Audrey Adams,
Princeton Reimbursement Group, MN
Answer: The epidurogram should be billed using code 62278* (injection of diagnostic or therapeutic anesthetic or antispasmodic substance [including narcotics]; epidural, lumbar or caudal, single), while the associated radiological supervision and interpretation (S&I) code would be 76000 (fluoroscopy [separate procedure], up to one hour physician time, other than 71023 or 71034 [e.g., cardiac fluoroscopy]), says Kathleen Mueller, RN, CPC, CCS-P, a reimbursement specialist in the office of Allan L. Lieffer, MD, a general surgeon in Chester, IL. According to Mueller, a separate radiology report needs to be dictated by the surgeon in order to be reimbursed for the S&I. She adds that according to Medicare guidelines, the physician who guides further treatment of the patient after the procedure should be the one who bills for it.

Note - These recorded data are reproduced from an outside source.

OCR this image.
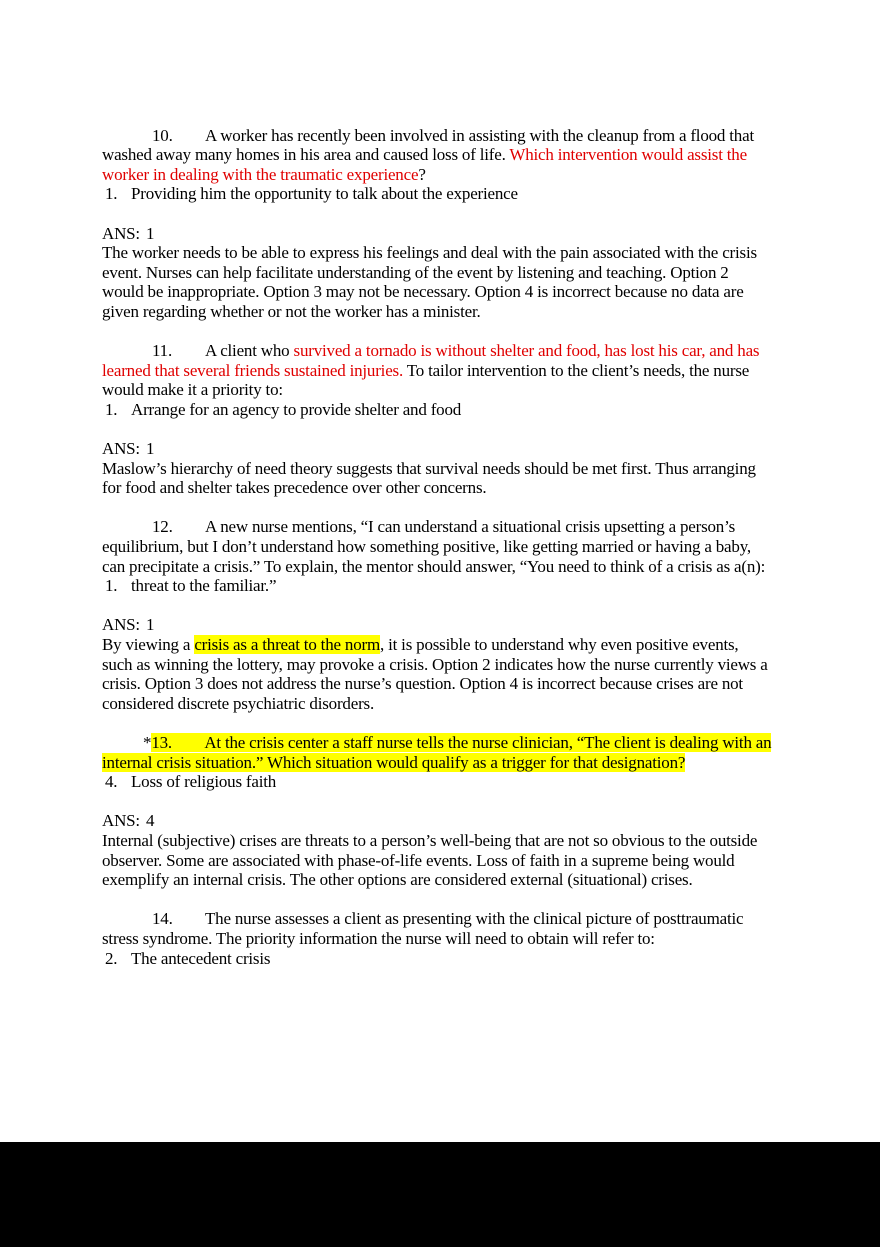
10. A worker has recently been involved in assisting with the cleanup from a flood that washed away many homes in his area and caused loss of life. Which intervention would assist the worker in dealing with the traumatic experience?

1. Providing him the opportunity to talk about the experience

ANS: 1

The worker needs to be able to express his feelings and deal with the pain associated with the crisis event. Nurses can help facilitate understanding of the event by listening and teaching. Option 2 would be inappropriate. Option 3 may not be necessary. Option 4 is incorrect because no data are given regarding whether or not the worker has a minister.

11. A client who survived a tornado is without shelter and food, has lost his car, and has learned that several friends sustained injuries. To tailor intervention to the client’s needs, the nurse would make it a priority to:

1. Arrange for an agency to provide shelter and food

ANS: 1

Maslow’s hierarchy of need theory suggests that survival needs should be met first. Thus arranging for food and shelter takes precedence over other concerns.

12. A new nurse mentions, “I can understand a situational crisis upsetting a person’s equilibrium, but I don’t understand how something positive, like getting married or having a baby, can precipitate a crisis.” To explain, the mentor should answer, “You need to think of a crisis as a(n):

1. threat to the familiar.”

ANS: 1

By viewing a crisis as a threat to the norm, it is possible to understand why even positive events, such as winning the lottery, may provoke a crisis. Option 2 indicates how the nurse currently views a crisis. Option 3 does not address the nurse’s question. Option 4 is incorrect because crises are not considered discrete psychiatric disorders.

*13. At the crisis center a staff nurse tells the nurse clinician, “The client is dealing with an internal crisis situation.” Which situation would qualify as a trigger for that designation?

4. Loss of religious faith

ANS: 4

Internal (subjective) crises are threats to a person’s well-being that are not so obvious to the outside observer. Some are associated with phase-of-life events. Loss of faith in a supreme being would exemplify an internal crisis. The other options are considered external (situational) crises.

14. The nurse assesses a client as presenting with the clinical picture of posttraumatic stress syndrome. The priority information the nurse will need to obtain will refer to:

2. The antecedent crisis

Increasingly, patients are receiving continuous epidurals after surgery, but this particular epidural is diagnostic and therefore single, Mueller says. Precisely because it is a diagnostic test, she notes, it is reimbursable; normally, pain management procedures by the surgeon are included in the primary procedures global package.
So if the epidurogram was performed after a surgical procedure, a -79 modifier (unrelated procedure or service by the same physician during the postoperative period) would need to be added to the 62278*, along with the associated ICD-9 code. If the procedure was performed due to a complication, modifier -78 (return to the operating room for a related procedure during the postoperative period) would be appended.
In other words, if the surgeon put the catheter in and performed a major procedure, then modifier -78 would be appropriate, as this would be considered a complication. If an anesthesiologist placed the catheter and maintained it, and a problem ensued, the surgeon would code the procedure 62278*-79, Mueller says.